If it wasn't for all the REPEATS I have to do through them I'd be looking to move elsewhere now. I'm certainly not recommending them to anyone else anymore like I have been.

They were great when they were a private company. Now they're just utter crap!

Rant over!

Hiya
I'm surprised this is being actioned so late on Protx? It became compulsory on Worldpay at the end of June https://support.worldpay.com/admin/ and all Maestro card users will now be required to register for 3D secure. I've been using 3D secure/ verified by Visa etc for about 6 months or more now and not found it's caused an issues. I can see any abandoned orders and I always speak to the customer if that happens and none have ever been put off by it, in fact they seem pleased their details are that little bit more secure.

It also seems to have deterred frauds attempts (touch wood) I had a spate of attempts the one month but they couldn't get past the securecode or past the security on the website and via Worldpay and eventually gave up.

OK,

So a quick update in case anyone hasn't seen it.

Protx are updating their Payment process on 1st August. this will add another page to the payment checkout, making it three pages by m counting. (They will now ask you to select what type of card you want to use, like Worldpay do).

Also on the 1s August, if you do not have 3d Secure activated you will not be able to accept Maestro, either domestic or international - in fact your customers won't even be given the option to try, it simply will not happen.

If you take orders over the phone you will also need a MOTO merchant from your bank account as Protx's VSP admin system will not allow Maestro payments.

There is some good news, you can now fully customise your payment templates (its about time) and they will now display payment pages in other languages depending on the users browser settings. Handy if you want to take payments from customers overseas.
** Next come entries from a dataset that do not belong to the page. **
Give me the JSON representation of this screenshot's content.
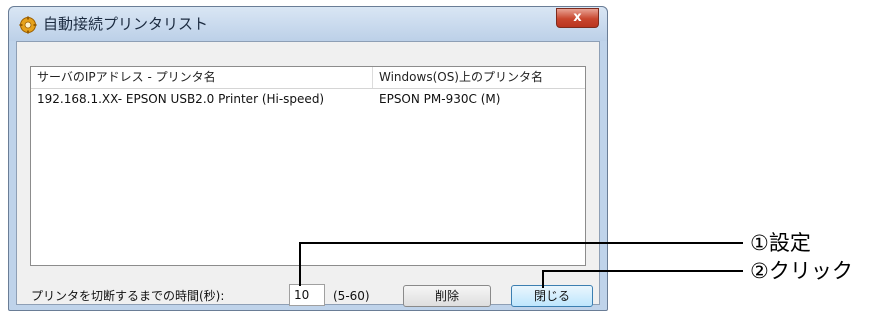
{
  "window": {
    "title": "自動接続プリンタリスト",
    "close_glyph": "x",
    "icon": "printer-gear-icon"
  },
  "list": {
    "columns": [
      "サーバのIPアドレス - プリンタ名",
      "Windows(OS)上のプリンタ名"
    ],
    "rows": [
      [
        "192.168.1.XX- EPSON USB2.0 Printer (Hi-speed)",
        "EPSON PM-930C (M)"
      ]
    ]
  },
  "timeout": {
    "label": "プリンタを切断するまでの時間(秒):",
    "value": "10",
    "range": "(5-60)"
  },
  "buttons": {
    "delete": "削除",
    "close": "閉じる"
  },
  "callouts": {
    "setting": "①設定",
    "click": "②クリック"
  }
}
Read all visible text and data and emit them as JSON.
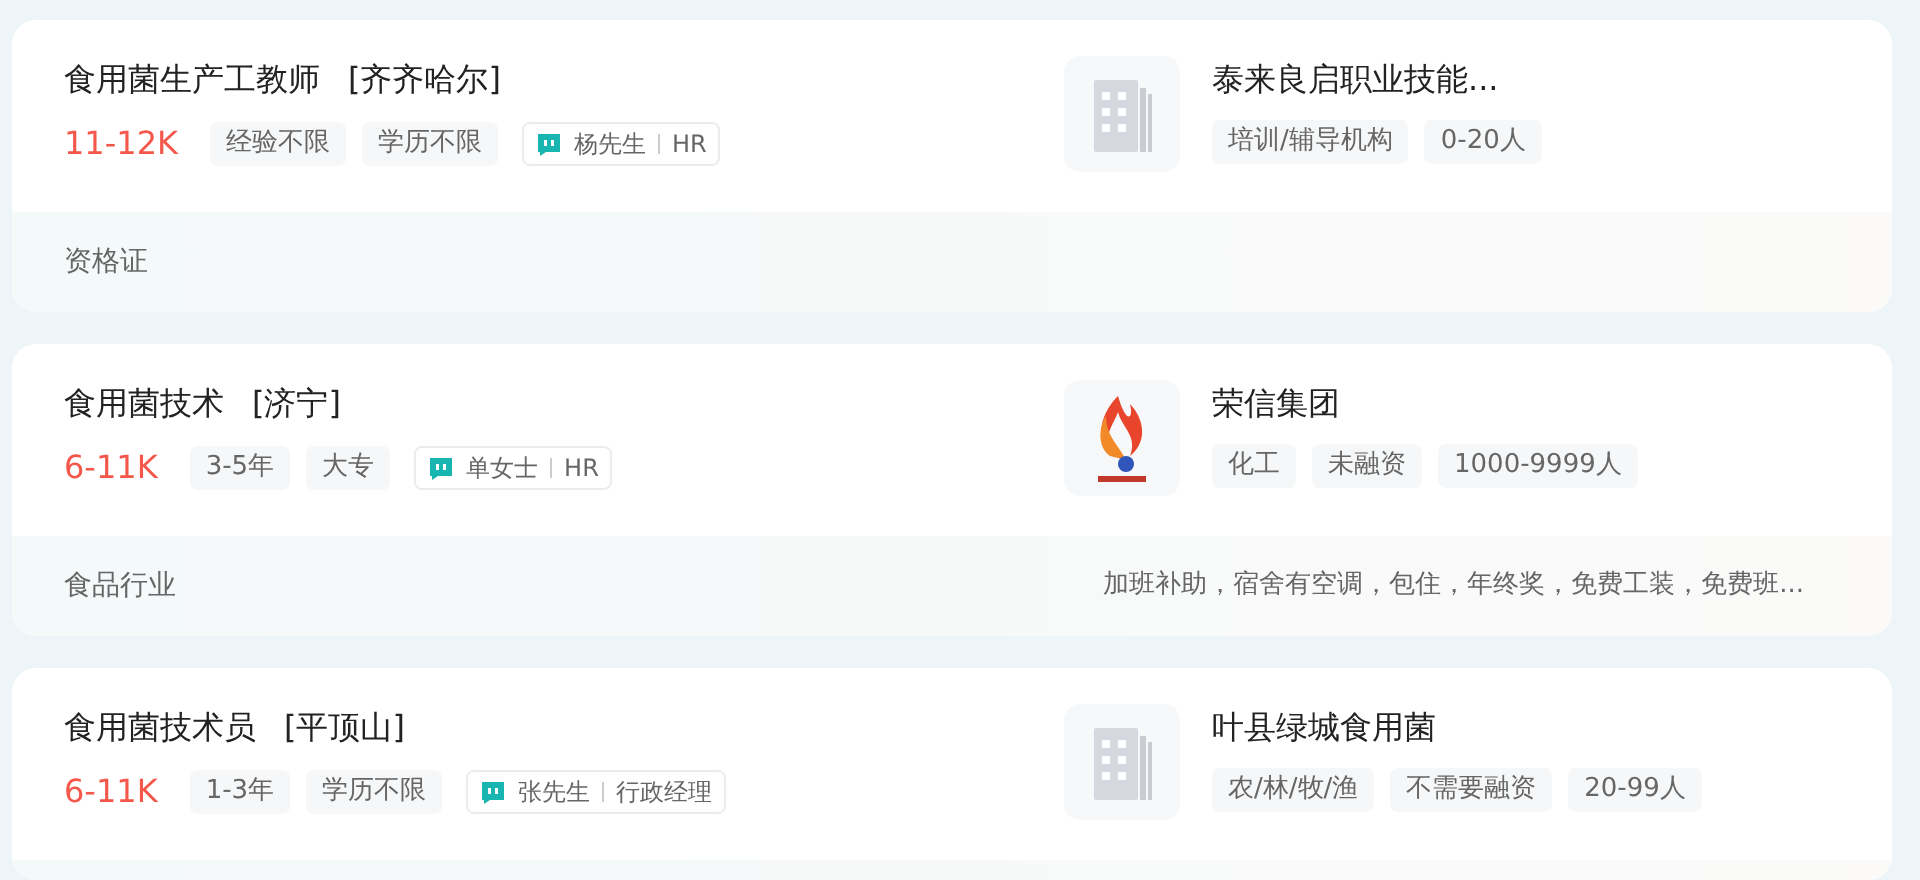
{
  "jobs": [
    {
      "title": "食用菌生产工教师",
      "city": "[齐齐哈尔]",
      "salary": "11-12K",
      "tags": [
        "经验不限",
        "学历不限"
      ],
      "contact": {
        "name": "杨先生",
        "role": "HR"
      },
      "company": {
        "name": "泰来良启职业技能...",
        "kind": "building",
        "tags": [
          "培训/辅导机构",
          "0-20人"
        ]
      },
      "skills": "资格证"
    },
    {
      "title": "食用菌技术",
      "city": "[济宁]",
      "salary": "6-11K",
      "tags": [
        "3-5年",
        "大专"
      ],
      "contact": {
        "name": "单女士",
        "role": "HR"
      },
      "company": {
        "name": "荣信集团",
        "kind": "brand",
        "tags": [
          "化工",
          "未融资",
          "1000-9999人"
        ]
      },
      "skills": "食品行业",
      "benefits": "加班补助，宿舍有空调，包住，年终奖，免费工装，免费班..."
    },
    {
      "title": "食用菌技术员",
      "city": "[平顶山]",
      "salary": "6-11K",
      "tags": [
        "1-3年",
        "学历不限"
      ],
      "contact": {
        "name": "张先生",
        "role": "行政经理"
      },
      "company": {
        "name": "叶县绿城食用菌",
        "kind": "building",
        "tags": [
          "农/林/牧/渔",
          "不需要融资",
          "20-99人"
        ]
      }
    }
  ]
}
Also on the 1s August, if you do not have 3d Secure activated you will not be able to accept Maestro, either domestic or international - in fact your customers won't even be given the option to try, it simply will not happen.


This is only true if you're using VSP Form. If you're using VSP Direct, things are different.
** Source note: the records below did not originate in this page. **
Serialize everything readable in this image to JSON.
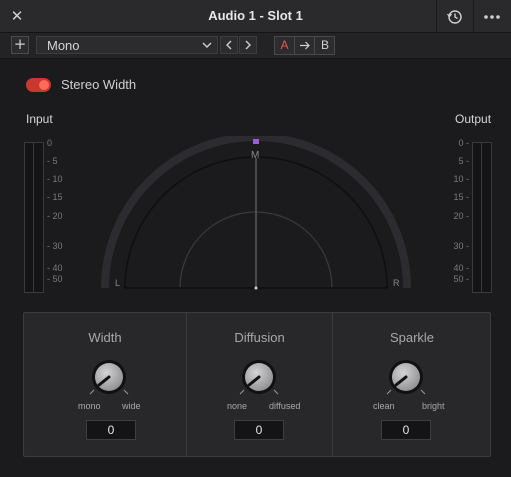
{
  "window": {
    "title": "Audio 1 - Slot 1"
  },
  "toolbar": {
    "preset": "Mono",
    "a_label": "A",
    "b_label": "B"
  },
  "stereo_width_toggle": {
    "label": "Stereo Width",
    "enabled": true
  },
  "meters": {
    "input_label": "Input",
    "output_label": "Output",
    "scale": [
      "0",
      "- 5",
      "- 10",
      "- 15",
      "- 20",
      "- 30",
      "- 40",
      "- 50"
    ],
    "scale_right": [
      "0 -",
      "5 -",
      "10 -",
      "15 -",
      "20 -",
      "30 -",
      "40 -",
      "50 -"
    ]
  },
  "scope": {
    "mid_label": "M",
    "left_label": "L",
    "right_label": "R"
  },
  "controls": [
    {
      "title": "Width",
      "min_label": "mono",
      "max_label": "wide",
      "value": "0"
    },
    {
      "title": "Diffusion",
      "min_label": "none",
      "max_label": "diffused",
      "value": "0"
    },
    {
      "title": "Sparkle",
      "min_label": "clean",
      "max_label": "bright",
      "value": "0"
    }
  ],
  "colors": {
    "accent_red": "#e25a4e",
    "toggle_on": "#c8382e",
    "marker_purple": "#9a5bd6"
  }
}
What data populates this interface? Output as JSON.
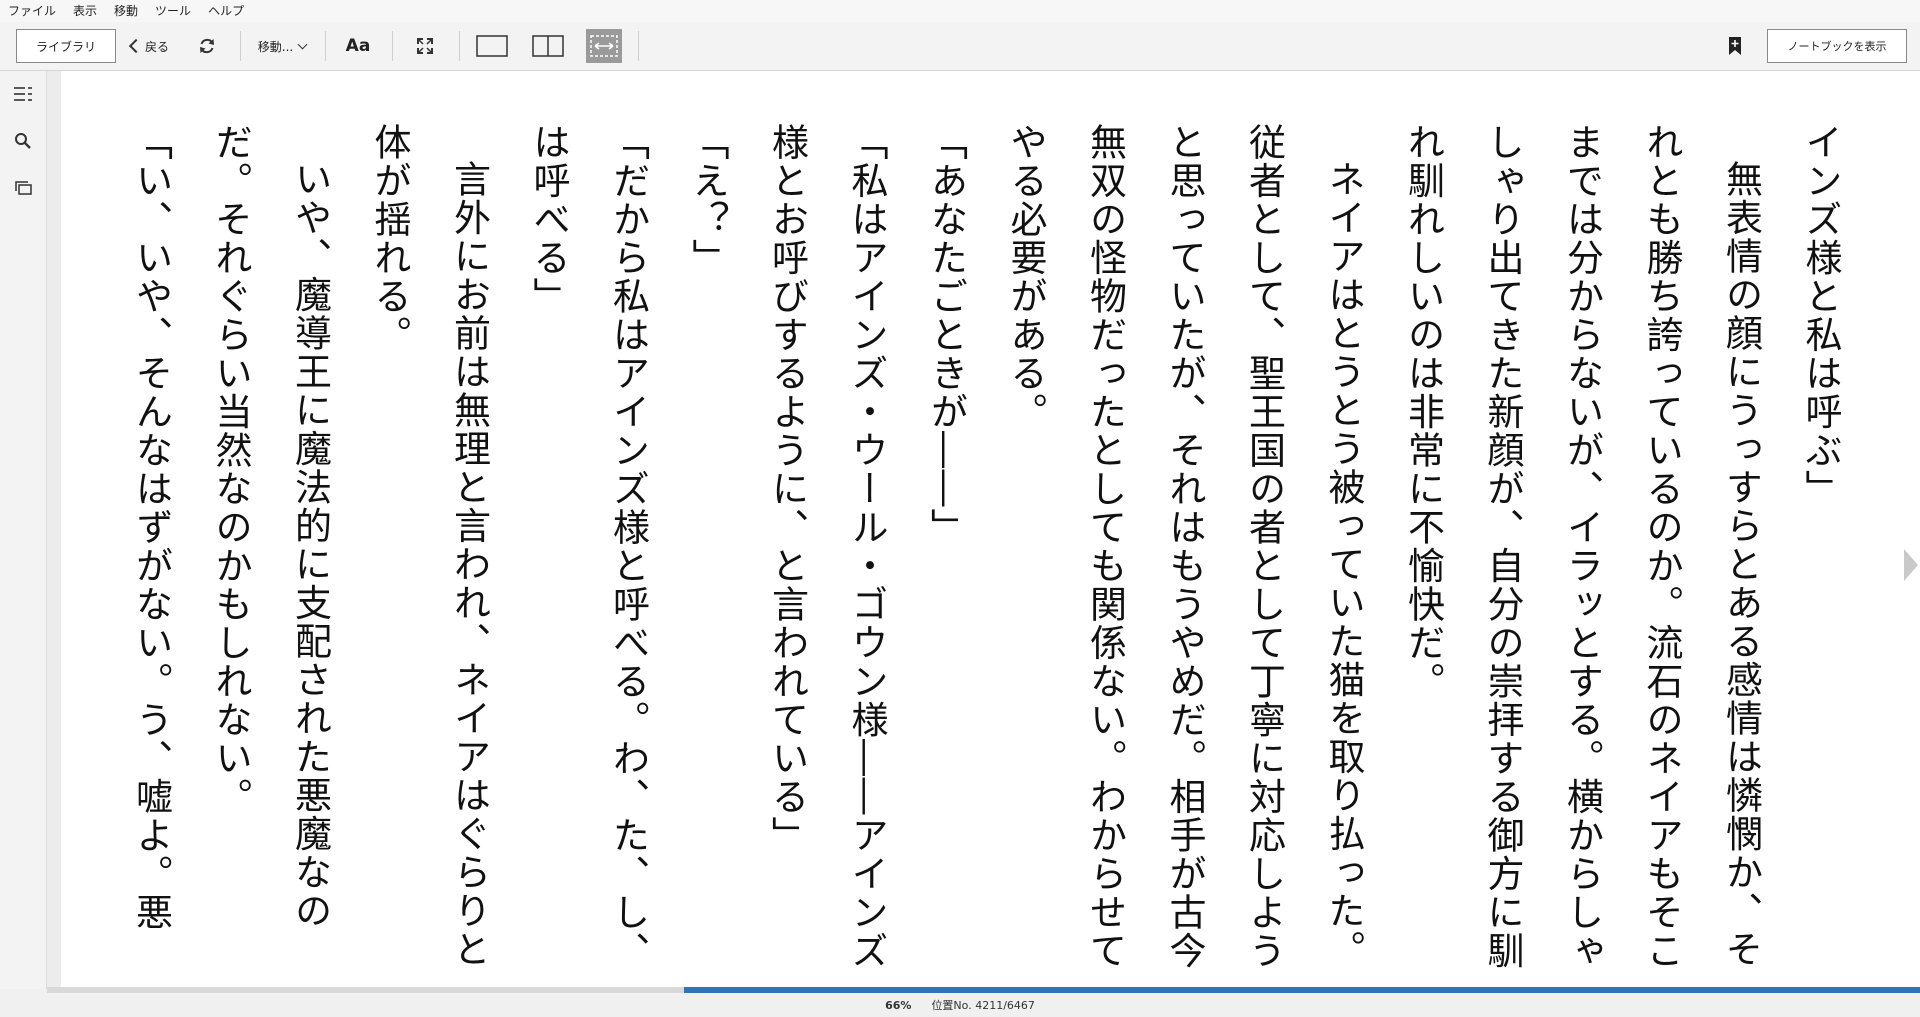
{
  "menu": [
    "ファイル",
    "表示",
    "移動",
    "ツール",
    "ヘルプ"
  ],
  "toolbar": {
    "library_label": "ライブラリ",
    "back_label": "戻る",
    "goto_label": "移動...",
    "font_label": "Aa",
    "notebook_label": "ノートブックを表示"
  },
  "content": [
    {
      "text": "インズ様と私は呼ぶ」",
      "indent": false
    },
    {
      "text": "無表情の顔にうっすらとある感情は憐憫か、それとも勝ち誇っているのか。流石のネイアもそこまでは分からないが、イラッとする。横からしゃしゃり出てきた新顔が、自分の崇拝する御方に馴れ馴れしいのは非常に不愉快だ。",
      "indent": true
    },
    {
      "text": "ネイアはとうとう被っていた猫を取り払った。従者として、聖王国の者として丁寧に対応しようと思っていたが、それはもうやめだ。相手が古今無双の怪物だったとしても関係ない。わからせてやる必要がある。",
      "indent": true
    },
    {
      "text": "「あなたごときが――」",
      "indent": false
    },
    {
      "text": "「私はアインズ・ウール・ゴウン様――アインズ様とお呼びするように、と言われている」",
      "indent": false
    },
    {
      "text": "「え？」",
      "indent": false
    },
    {
      "text": "「だから私はアインズ様と呼べる。わ、た、し、は呼べる」",
      "indent": false
    },
    {
      "text": "言外にお前は無理と言われ、ネイアはぐらりと体が揺れる。",
      "indent": true
    },
    {
      "text": "いや、魔導王に魔法的に支配された悪魔なのだ。それぐらい当然なのかもしれない。",
      "indent": true
    },
    {
      "text": "「い、いや、そんなはずがない。う、嘘よ。悪",
      "indent": false
    }
  ],
  "status": {
    "percent": "66%",
    "location": "位置No. 4211/6467",
    "progress": 0.66
  },
  "colors": {
    "progress": "#2f74b6"
  }
}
After I received the email, I spent about half an hour on the phone to them today, and they have categorically confirmed that they will continue to process UK Maestro cards in exactly the same way. It will be up to your bank whether they decline the transaction.

I've spoken at length with HSBC about this, and they have also assured me that they will not be changing anything right now.

I finally have a VSP Direct system set up with 3D Secure.

I'll keep the following URL in test mode so you can see how it looks from a user perspective when you're asked for your 3DSecure passowrd.

https://www.keyone.co.uk/payonline3D.asp

Just to add something from a slightly different perspective. Apart from suffering the same confusion as most people on this issue from a business viewpoint, as a consumer, I equally haven't had any proper information about any changes. If I have a maestro card, and want to use it online, what is meant to happen, from the customer perspective. How many consumers out there know about and understand the changes?